Disassembly of the TRIM56-ATR complex promotes cytoDNA/cGAS/STING axis–dependent intervertebral disc inflammatory degeneration

In this study, we reveal a mechanism of IVDD progression in which aberrant genomic DNA damage promoted NP cell inflammatory senescence via activation of the cyclic GMP-AMP synthase/stimulator of IFN genes (cGAS/STING) axis but not of absent in melanoma 2 (AIM2) inflammasome assembly. Ataxia-telangiectasia–mutated and Rad3-related protein (ATR) deficiency destroyed genomic integrity and led to cytosolic mislocalization of genomic DNA, which acted as a powerful driver of cGAS/STING axis–dependent inflammatory phenotype acquisition during NP cell senescence. Mechanistically, disassembly of the ATR–tripartite motif–containing 56 (ATR-TRIM56) complex with the enzymatic liberation of ubiquitin-specific peptidase 5 (USP5) and TRIM25 drove changes in ATR ubiquitination, with ATR switching from K63- to K48-linked modification, c thereby promoting ubiquitin-proteasome–dependent dynamic instability of ATR protein during NP cell senescence progression.

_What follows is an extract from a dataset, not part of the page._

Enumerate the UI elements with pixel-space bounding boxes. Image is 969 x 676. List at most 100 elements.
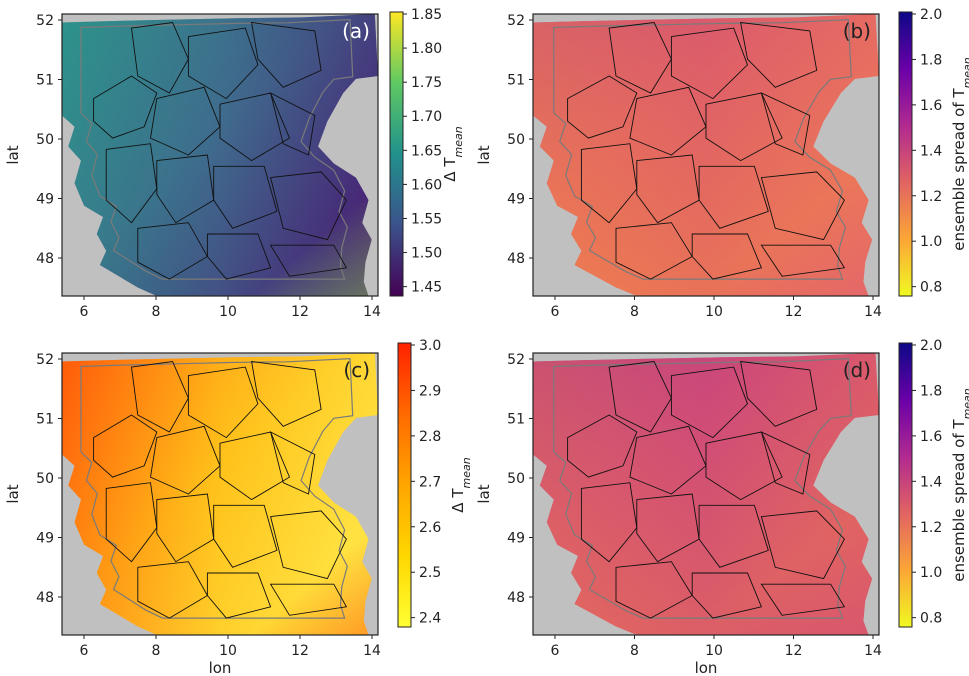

Importantly, an engineered extracellular vesicle–based strategy for delivering ATR-overexpressing plasmid cargo efficiently diminished DNA damage–associated NP cell senescence and substantially mitigated IVDD progression, indicating promising targets and effective approaches to ameliorate the chronic pain and disabling effects of IVDD.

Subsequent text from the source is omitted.